В таких условиях власти искали себе опору в лице консерваторов и националистов-державников. Крушеван и Пронин как нельзя лучше подходили на эту роль. А их апелляция к «трудовым массам» хорошо вписывалась и в зубатовскую рабочую политику. Правда, оба они были людьми не вполне адекватными. Крушеван в рассказе «Охота на волков» сам признавался в своих ночных кошмарах (Ижболдина 2007: 164). А у Пронина была стойкая репутация не только третьесортного демагога, но и прямого мошенника. Так, уже в Кишинёве он взял подряд на мощение улиц, причём вместо обещанной первосортной брусчатки выписал третьесортный булыжник и прикарманил разницу. Но с этими «шалостями» власти предпочли мириться, а что касается антисемитской риторики – видимо, полагали, что она так громкими словами и останется. Во всяком случае, когда началось «дубоссарское дело» (очередной кровавый навет, о котором сам М. Б. Слуцкий пишет в первой главе воспоминаний «В скорбные дни»), и стало ясно, что обстановка накаляется, были приняты вялые меры: Крушевана заставили напечатать опровержение, решили увеличить число патрулей (Джадж 1998: 146).
Но к этому времени и Крушеван, и Пронин почувствовали сильную поддержку и решили, что их час настал. Крушевана больше волновала тема «экономического засилья» евреев. Ведь на его глазах разорялись не только помещики, но и патриархальное крестьянство, а на смену им шла буржуазия – городская и сельская. Это пугало и Салтыкова-Щедрина, у которого «Убежище Монрепо» кончается воплем: «идёт чумазый!». Но в многонациональной Бессарабии, где этнические группы были в то же время и социальными статусами, «чумазый» персонифицировался: «идёт новое племя!» Племя, которому не дороги ценности патриархального мира, которое разрушит старые сословные рамки, старый образ жизни. Тот же ход мысли мы позже увидим у О. Шпенглера, для которого поместное дворянство – лишь «высшая форма» крестьянства, и оба они противостоят «кочевникам мировых столиц» (Шпенглер 1993: 165). А ещё позже – в нацистской и околонацистской литературе (см.: Мосионжник 2012).

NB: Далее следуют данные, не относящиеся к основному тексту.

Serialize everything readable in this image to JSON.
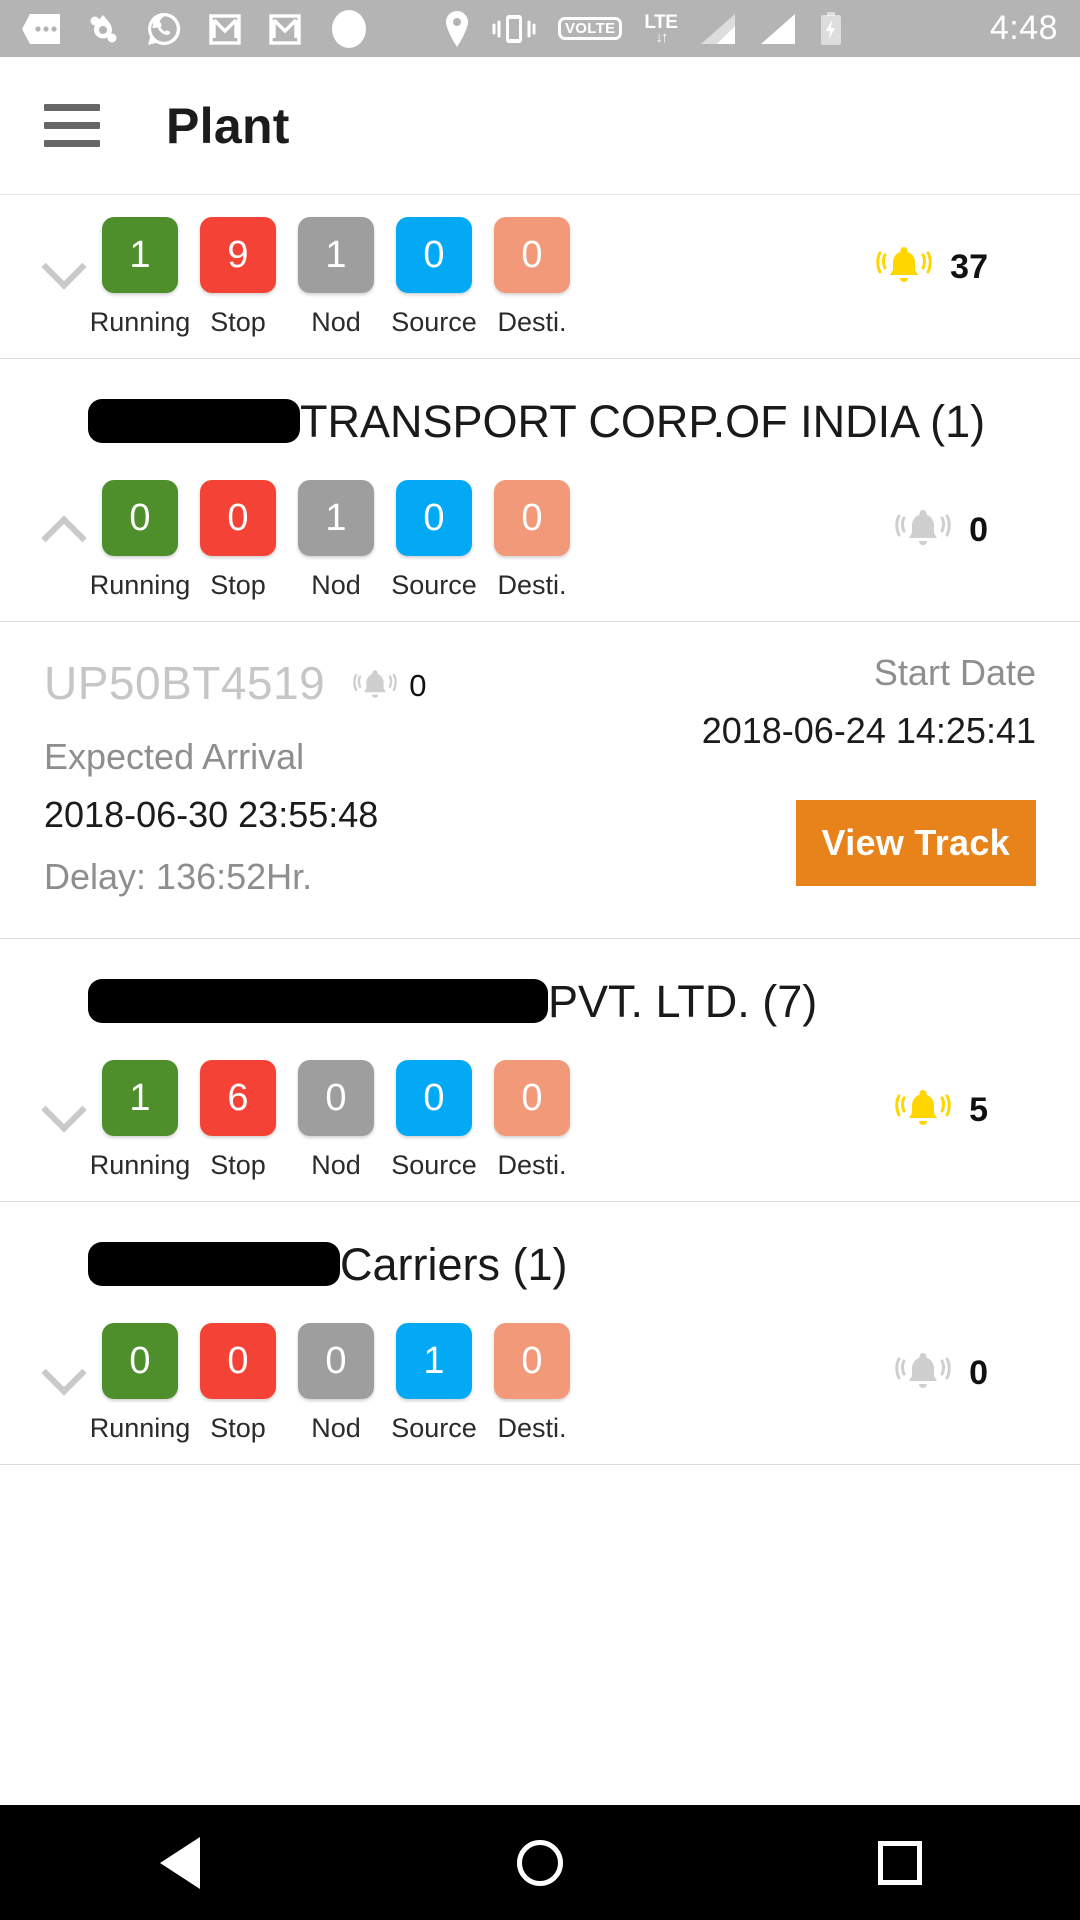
{
  "statusbar": {
    "icons": [
      "sim-dots-icon",
      "droplet-sync-icon",
      "whatsapp-icon",
      "gmail-icon",
      "gmail-icon",
      "circle-icon",
      "location-pin-icon",
      "vibrate-icon",
      "volte-icon",
      "lte-data-icon",
      "signal-bar-icon",
      "signal-bar-icon",
      "battery-charging-icon"
    ],
    "volte_label": "VOLTE",
    "lte_label": "LTE",
    "lte_arrows": "↓↑",
    "clock": "4:48"
  },
  "appbar": {
    "menu_icon": "hamburger-menu-icon",
    "title": "Plant"
  },
  "status_labels": [
    "Running",
    "Stop",
    "Nod",
    "Source",
    "Desti."
  ],
  "colors": {
    "running": "#4e8f2b",
    "stop": "#f44336",
    "nod": "#9e9e9e",
    "source": "#03a9f4",
    "desti": "#f2997a",
    "accent_button": "#e8821a",
    "alert_active": "#ffd600",
    "alert_inactive": "#cfcfcf"
  },
  "cards": [
    {
      "id": "summary-card",
      "title": null,
      "expanded": false,
      "chevron": "chevron-down-icon",
      "counts": [
        "1",
        "9",
        "1",
        "0",
        "0"
      ],
      "alert_icon": "bell-active-icon",
      "alert_count": "37"
    },
    {
      "id": "transport-corp-card",
      "title_redacted": true,
      "title": "TRANSPORT CORP.OF INDIA (1)",
      "expanded": true,
      "chevron": "chevron-up-icon",
      "counts": [
        "0",
        "0",
        "1",
        "0",
        "0"
      ],
      "alert_icon": "bell-inactive-icon",
      "alert_count": "0"
    },
    {
      "id": "pvt-ltd-card",
      "title_redacted": true,
      "title": "PVT. LTD. (7)",
      "expanded": false,
      "chevron": "chevron-down-icon",
      "counts": [
        "1",
        "6",
        "0",
        "0",
        "0"
      ],
      "alert_icon": "bell-active-icon",
      "alert_count": "5"
    },
    {
      "id": "carriers-card",
      "title_redacted": true,
      "title": "Carriers (1)",
      "expanded": false,
      "chevron": "chevron-down-icon",
      "counts": [
        "0",
        "0",
        "0",
        "1",
        "0"
      ],
      "alert_icon": "bell-inactive-icon",
      "alert_count": "0"
    }
  ],
  "vehicle_detail": {
    "vehicle_number": "UP50BT4519",
    "alert_icon": "bell-inactive-icon",
    "alert_count": "0",
    "start_date_label": "Start Date",
    "start_date_value": "2018-06-24 14:25:41",
    "expected_arrival_label": "Expected Arrival",
    "expected_arrival_value": "2018-06-30 23:55:48",
    "delay_text": "Delay: 136:52Hr.",
    "view_track_label": "View Track"
  },
  "navbar": {
    "back": "back-triangle-icon",
    "home": "home-circle-icon",
    "recents": "recents-square-icon"
  }
}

Пронин так далеко замахнуться не умел. Ему достаточно было свести счёты с конкурентами, мешавшими его коммерческим планам (Урусов 2004: 77). Но роль обеих этих фигур в подготовке погрома ясна. Что же до имперской администрации – и столичной, и кишинёвской, – к тому времени она была уже слишком дряблой, чтобы надолго удержать ситуацию под контролем. Власти растормозили и выпустили на волю силу, которой оказались не способны управлять (и слишком поздно это заметили). И хвост стал вертеть собакой. А потом 1905 г. показал, что другой опоры у самодержавия и вовсе не осталось. Приходилось мириться либо с парламентом, ограничивающим власть монарха, либо с Крушеванами.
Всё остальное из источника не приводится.